Baker thought that over for a moment, then walked to the door and knocked. When the MP opened it, he asked him to fetch the provost marshal. When the provost marshal came, Baker told him that he was serving the court order which directed that Whittaker and Fulmar be placed in his custody.
He handed a copy of the court order to the provost marshal.
“You have been served, Sir,” Baker said, formally. “Before two witnesses.”
The provost marshal read the court order and then put it in a pocket of his tunic.
“Would you have Captain Whittaker’s uniforms brought here, please?” Canidy said.
“I won’t be going with them,” Baker said. “Can you provide transportation for me to post headquarters? And Major Canidy and the two gentlemen will require transportation to Godman Field.”
“Yes, Sir,” the provost marshal said. “I’ll telephone for another car.”

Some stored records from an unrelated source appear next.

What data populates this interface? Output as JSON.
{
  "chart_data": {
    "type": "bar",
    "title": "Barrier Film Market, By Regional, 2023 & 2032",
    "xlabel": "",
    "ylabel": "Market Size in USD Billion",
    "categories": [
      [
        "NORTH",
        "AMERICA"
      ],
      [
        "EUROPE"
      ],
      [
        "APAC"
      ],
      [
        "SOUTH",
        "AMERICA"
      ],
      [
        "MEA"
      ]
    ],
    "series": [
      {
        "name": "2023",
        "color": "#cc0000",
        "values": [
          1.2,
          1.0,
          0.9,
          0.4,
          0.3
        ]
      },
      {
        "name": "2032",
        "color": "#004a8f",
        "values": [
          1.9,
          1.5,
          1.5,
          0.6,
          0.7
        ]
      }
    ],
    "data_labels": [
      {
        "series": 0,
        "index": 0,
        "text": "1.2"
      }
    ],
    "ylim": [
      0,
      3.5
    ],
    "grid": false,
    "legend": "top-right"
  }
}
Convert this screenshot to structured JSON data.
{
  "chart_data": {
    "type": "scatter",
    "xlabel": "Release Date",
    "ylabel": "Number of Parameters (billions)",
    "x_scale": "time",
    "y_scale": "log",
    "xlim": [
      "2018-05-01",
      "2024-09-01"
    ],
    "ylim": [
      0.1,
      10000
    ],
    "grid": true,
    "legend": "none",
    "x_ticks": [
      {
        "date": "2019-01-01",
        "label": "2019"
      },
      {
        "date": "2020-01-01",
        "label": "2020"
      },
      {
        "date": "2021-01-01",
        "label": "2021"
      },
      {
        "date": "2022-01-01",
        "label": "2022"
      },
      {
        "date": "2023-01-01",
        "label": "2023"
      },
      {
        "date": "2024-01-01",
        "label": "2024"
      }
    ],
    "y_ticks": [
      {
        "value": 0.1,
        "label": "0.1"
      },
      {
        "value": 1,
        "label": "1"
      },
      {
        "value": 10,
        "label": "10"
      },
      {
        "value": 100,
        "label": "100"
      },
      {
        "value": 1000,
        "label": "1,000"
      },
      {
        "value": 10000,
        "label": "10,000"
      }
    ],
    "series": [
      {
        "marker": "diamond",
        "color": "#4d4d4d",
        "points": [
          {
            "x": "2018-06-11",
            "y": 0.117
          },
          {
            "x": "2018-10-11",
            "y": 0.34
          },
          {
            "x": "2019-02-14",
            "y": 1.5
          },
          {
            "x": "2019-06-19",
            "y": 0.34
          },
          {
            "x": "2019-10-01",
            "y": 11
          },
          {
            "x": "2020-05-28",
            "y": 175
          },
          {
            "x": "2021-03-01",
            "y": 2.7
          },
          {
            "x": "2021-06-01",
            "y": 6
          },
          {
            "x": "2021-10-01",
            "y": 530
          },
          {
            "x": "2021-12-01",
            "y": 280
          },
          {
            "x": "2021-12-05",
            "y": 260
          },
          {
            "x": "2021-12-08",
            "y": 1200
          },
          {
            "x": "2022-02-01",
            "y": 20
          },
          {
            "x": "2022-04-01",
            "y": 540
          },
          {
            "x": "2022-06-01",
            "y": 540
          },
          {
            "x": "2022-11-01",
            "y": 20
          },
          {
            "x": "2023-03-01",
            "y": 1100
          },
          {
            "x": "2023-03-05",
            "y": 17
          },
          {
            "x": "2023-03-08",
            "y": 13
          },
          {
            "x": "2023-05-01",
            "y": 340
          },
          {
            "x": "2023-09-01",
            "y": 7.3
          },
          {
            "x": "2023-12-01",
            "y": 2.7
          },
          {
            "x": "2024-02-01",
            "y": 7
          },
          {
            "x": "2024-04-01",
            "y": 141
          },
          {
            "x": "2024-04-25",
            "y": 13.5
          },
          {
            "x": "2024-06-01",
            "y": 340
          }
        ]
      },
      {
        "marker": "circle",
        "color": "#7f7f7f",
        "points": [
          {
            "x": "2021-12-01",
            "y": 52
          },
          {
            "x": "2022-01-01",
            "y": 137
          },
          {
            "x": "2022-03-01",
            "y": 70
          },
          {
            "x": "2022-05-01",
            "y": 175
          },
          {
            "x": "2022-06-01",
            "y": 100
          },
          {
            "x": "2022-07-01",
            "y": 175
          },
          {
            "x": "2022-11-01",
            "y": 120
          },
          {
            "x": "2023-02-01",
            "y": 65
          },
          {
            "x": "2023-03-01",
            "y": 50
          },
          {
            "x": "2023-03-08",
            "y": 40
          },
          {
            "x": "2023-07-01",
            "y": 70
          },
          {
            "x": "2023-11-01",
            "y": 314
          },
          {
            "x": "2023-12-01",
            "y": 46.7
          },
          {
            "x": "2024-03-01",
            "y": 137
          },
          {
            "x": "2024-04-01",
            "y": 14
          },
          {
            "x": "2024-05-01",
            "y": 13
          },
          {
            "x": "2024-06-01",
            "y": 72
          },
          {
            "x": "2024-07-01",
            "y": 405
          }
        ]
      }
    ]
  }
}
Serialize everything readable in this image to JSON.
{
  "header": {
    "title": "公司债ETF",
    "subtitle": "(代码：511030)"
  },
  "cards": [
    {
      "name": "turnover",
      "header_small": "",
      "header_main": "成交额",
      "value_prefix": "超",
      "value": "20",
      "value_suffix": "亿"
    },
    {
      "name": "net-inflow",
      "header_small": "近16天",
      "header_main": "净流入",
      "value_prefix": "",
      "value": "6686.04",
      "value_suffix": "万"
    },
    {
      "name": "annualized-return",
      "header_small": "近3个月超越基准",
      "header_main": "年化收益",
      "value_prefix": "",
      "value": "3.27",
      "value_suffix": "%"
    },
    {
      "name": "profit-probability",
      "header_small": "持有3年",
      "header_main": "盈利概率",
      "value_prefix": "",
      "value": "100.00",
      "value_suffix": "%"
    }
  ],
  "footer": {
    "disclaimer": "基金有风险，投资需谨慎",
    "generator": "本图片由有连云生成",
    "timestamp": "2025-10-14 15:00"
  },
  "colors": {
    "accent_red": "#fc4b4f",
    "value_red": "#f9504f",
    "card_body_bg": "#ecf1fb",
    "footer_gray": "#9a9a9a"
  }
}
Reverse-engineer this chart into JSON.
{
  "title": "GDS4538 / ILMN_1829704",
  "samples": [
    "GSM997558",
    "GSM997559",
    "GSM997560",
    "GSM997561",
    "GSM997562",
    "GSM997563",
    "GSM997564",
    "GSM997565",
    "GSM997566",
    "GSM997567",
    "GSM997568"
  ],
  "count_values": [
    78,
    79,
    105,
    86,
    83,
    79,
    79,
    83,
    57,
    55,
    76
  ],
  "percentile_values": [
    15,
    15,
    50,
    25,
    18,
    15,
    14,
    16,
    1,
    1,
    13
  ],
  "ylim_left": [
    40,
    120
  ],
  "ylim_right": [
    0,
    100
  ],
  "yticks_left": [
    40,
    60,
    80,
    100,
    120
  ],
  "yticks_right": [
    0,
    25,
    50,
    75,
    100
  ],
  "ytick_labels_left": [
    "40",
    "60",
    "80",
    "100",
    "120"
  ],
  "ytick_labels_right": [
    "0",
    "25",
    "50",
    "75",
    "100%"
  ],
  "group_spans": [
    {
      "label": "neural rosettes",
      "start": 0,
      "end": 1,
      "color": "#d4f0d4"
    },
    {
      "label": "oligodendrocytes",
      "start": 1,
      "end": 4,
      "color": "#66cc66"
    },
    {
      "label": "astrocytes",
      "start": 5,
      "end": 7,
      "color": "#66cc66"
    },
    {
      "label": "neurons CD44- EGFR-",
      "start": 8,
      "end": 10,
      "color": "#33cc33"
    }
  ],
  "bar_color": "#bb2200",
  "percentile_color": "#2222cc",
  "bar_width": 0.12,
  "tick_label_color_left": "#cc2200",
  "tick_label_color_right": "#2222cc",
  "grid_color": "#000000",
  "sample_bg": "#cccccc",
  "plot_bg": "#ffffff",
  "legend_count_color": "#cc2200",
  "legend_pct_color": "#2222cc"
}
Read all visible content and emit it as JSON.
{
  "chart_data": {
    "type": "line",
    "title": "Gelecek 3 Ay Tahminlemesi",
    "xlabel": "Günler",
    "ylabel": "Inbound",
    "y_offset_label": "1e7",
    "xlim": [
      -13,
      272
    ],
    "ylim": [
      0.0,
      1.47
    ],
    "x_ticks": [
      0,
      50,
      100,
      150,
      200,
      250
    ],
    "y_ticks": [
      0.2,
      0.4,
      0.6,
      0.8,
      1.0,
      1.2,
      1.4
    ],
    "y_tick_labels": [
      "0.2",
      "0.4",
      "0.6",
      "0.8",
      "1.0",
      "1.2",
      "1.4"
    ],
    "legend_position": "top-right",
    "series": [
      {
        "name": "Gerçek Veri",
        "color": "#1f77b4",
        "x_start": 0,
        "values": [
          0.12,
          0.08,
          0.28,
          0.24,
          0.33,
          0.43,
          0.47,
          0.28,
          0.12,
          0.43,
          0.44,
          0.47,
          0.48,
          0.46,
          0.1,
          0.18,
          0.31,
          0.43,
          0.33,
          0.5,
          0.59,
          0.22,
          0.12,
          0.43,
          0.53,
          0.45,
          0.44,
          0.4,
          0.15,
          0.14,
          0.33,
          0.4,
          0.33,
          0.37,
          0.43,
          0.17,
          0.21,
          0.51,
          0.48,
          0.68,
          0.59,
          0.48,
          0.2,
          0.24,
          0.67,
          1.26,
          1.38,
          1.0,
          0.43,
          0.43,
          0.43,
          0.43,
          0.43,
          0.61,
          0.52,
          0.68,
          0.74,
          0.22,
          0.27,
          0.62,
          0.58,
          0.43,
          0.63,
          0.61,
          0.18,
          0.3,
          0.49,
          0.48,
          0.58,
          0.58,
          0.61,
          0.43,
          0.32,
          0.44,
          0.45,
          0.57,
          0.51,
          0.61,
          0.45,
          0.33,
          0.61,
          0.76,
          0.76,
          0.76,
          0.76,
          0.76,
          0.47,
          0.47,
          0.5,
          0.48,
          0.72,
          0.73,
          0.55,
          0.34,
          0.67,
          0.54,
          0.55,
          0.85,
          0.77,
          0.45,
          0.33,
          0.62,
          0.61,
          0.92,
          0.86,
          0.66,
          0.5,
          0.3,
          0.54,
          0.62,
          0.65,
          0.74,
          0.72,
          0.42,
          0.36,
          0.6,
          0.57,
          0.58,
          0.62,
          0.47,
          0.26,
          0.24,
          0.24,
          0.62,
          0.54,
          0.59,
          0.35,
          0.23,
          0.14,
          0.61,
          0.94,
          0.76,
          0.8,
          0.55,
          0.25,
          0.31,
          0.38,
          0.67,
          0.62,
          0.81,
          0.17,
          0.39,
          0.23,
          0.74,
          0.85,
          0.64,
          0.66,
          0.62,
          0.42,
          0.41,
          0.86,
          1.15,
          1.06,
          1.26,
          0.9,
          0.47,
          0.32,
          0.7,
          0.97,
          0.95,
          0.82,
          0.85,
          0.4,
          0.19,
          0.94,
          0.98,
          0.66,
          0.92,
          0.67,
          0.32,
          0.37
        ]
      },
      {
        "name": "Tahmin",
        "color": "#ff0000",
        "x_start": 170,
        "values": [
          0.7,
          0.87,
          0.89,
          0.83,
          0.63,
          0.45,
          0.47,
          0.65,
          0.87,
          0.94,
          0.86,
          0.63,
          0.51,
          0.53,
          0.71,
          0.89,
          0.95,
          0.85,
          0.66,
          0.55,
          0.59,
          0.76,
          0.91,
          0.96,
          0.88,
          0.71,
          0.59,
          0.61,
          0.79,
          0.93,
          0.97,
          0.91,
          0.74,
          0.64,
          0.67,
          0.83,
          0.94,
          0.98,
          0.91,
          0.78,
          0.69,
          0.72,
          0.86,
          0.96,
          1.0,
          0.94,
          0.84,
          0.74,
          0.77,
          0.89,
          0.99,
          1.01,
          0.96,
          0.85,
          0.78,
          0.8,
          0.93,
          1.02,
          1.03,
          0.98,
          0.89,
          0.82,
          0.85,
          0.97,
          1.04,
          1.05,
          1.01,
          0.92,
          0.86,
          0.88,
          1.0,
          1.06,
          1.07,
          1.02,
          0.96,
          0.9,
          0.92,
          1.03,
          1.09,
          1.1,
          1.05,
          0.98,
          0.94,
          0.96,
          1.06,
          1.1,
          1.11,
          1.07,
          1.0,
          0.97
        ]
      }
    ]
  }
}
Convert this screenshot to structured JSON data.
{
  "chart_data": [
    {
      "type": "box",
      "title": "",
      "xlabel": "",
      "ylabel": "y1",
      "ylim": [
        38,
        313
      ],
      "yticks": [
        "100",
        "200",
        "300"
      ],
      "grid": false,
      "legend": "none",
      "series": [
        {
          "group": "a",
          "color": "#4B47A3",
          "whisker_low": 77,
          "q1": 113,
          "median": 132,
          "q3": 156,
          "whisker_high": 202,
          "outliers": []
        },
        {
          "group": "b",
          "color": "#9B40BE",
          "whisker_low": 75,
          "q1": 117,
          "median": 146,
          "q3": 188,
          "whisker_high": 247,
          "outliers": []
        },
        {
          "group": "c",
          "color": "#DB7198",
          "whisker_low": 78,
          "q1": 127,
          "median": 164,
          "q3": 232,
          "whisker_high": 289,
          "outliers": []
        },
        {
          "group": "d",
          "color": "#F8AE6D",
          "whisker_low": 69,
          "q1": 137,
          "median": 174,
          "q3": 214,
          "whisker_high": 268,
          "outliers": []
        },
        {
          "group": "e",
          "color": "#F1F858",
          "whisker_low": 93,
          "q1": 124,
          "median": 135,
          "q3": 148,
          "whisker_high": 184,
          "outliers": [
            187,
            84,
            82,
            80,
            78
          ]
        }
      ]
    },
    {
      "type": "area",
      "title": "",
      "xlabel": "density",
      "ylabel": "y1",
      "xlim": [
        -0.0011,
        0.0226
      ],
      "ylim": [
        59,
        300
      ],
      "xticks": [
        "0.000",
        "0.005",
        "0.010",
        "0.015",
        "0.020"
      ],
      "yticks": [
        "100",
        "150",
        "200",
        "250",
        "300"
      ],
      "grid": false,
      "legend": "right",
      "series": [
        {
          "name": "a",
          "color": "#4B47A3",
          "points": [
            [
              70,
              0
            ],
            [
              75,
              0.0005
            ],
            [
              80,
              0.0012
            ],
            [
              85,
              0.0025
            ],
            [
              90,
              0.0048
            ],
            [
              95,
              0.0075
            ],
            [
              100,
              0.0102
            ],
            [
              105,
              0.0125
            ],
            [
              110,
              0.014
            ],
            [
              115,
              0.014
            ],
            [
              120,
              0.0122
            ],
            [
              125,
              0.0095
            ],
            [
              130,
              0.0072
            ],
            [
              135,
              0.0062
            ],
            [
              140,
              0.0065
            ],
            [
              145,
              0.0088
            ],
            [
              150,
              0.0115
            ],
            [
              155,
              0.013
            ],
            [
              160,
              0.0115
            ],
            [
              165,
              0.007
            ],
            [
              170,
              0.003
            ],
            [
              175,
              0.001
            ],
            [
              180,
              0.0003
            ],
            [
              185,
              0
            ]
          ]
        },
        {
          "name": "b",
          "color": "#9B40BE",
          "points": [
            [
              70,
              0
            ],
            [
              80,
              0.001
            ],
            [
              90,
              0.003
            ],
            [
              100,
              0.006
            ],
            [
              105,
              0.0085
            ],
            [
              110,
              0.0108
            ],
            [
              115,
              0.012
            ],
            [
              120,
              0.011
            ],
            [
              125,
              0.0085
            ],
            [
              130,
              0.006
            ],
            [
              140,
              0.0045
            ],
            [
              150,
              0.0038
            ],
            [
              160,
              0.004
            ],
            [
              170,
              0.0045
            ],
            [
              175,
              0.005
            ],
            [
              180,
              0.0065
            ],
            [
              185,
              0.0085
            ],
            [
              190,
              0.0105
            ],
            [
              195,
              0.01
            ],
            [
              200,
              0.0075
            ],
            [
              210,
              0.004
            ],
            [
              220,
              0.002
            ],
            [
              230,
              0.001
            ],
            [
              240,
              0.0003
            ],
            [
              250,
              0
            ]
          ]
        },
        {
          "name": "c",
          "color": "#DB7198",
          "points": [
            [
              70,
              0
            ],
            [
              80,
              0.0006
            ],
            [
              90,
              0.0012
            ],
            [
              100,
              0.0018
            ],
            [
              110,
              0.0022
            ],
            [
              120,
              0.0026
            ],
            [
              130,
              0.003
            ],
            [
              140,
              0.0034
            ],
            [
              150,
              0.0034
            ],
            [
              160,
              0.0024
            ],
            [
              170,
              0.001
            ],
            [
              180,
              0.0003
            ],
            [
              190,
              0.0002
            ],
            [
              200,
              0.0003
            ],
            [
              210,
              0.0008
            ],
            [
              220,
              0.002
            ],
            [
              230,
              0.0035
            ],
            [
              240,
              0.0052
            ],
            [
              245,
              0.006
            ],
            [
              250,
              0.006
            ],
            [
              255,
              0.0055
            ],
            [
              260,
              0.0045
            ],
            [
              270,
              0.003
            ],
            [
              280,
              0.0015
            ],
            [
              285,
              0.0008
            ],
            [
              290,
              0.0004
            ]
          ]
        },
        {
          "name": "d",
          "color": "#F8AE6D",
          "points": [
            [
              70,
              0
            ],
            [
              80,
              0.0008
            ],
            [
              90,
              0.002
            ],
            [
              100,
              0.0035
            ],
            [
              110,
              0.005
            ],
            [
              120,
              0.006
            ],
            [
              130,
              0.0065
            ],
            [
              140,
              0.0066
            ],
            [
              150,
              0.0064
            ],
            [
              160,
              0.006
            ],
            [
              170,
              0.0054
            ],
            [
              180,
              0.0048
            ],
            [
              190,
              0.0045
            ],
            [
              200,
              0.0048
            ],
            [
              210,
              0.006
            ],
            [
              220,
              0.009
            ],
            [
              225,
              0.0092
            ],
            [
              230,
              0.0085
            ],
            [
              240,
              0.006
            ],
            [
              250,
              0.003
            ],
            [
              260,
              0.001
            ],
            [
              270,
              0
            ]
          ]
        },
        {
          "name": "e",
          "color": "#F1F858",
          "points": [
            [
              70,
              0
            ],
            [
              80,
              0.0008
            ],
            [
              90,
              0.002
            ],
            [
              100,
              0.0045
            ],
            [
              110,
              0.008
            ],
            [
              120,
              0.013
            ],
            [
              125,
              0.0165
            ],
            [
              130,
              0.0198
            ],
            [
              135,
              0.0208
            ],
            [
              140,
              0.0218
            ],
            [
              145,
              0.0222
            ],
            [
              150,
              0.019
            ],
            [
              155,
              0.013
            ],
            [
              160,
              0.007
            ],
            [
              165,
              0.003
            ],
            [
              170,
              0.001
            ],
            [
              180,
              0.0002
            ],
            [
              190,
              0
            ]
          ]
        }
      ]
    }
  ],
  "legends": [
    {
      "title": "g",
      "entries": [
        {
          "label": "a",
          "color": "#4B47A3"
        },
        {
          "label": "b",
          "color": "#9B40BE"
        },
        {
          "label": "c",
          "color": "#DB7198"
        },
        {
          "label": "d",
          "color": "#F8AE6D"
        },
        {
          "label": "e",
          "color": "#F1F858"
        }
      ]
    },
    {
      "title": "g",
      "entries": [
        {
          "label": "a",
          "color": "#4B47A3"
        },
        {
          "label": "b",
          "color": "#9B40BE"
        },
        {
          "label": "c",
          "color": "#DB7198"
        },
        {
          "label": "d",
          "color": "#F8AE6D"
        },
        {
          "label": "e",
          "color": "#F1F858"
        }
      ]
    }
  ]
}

Baker turned and spoke to Canidy.
“Unless you hear to the contrary while you’re en route,” he said, “go to Lakehurst. I’ll have someone meet your plane.”
“Jesus Christ!” Eric Fulmar said when Dick Canidy and Jim Whittaker walked into his room. “What the hell is all this?”
“Mr. Fulmar, Major Canidy,” Whittaker said. “Otherwise known as the knight in shining armor riding up on his white horse to rescue Prince Charming—the Princes, plural, Charming—from the evil king’s dungeon.”
“No shit?”
“Let’s go, Eric,” Canidy said. “We’re getting out of here.”
“Where are we going?”
“Do you really care?”
“I don’t know where my clothes are,” Fulmar said.
Before going for Fulmar, Whittaker had suggested that keeping Fulmar in his pajamas and bathrobe—people in bathrobes are less prone to try something foolish, like running away—might be a very good idea.
“We don’t have time for that now,” Canidy said.
“Jimmy’s got his clothes,” Fulmar challenged. “His uniform.”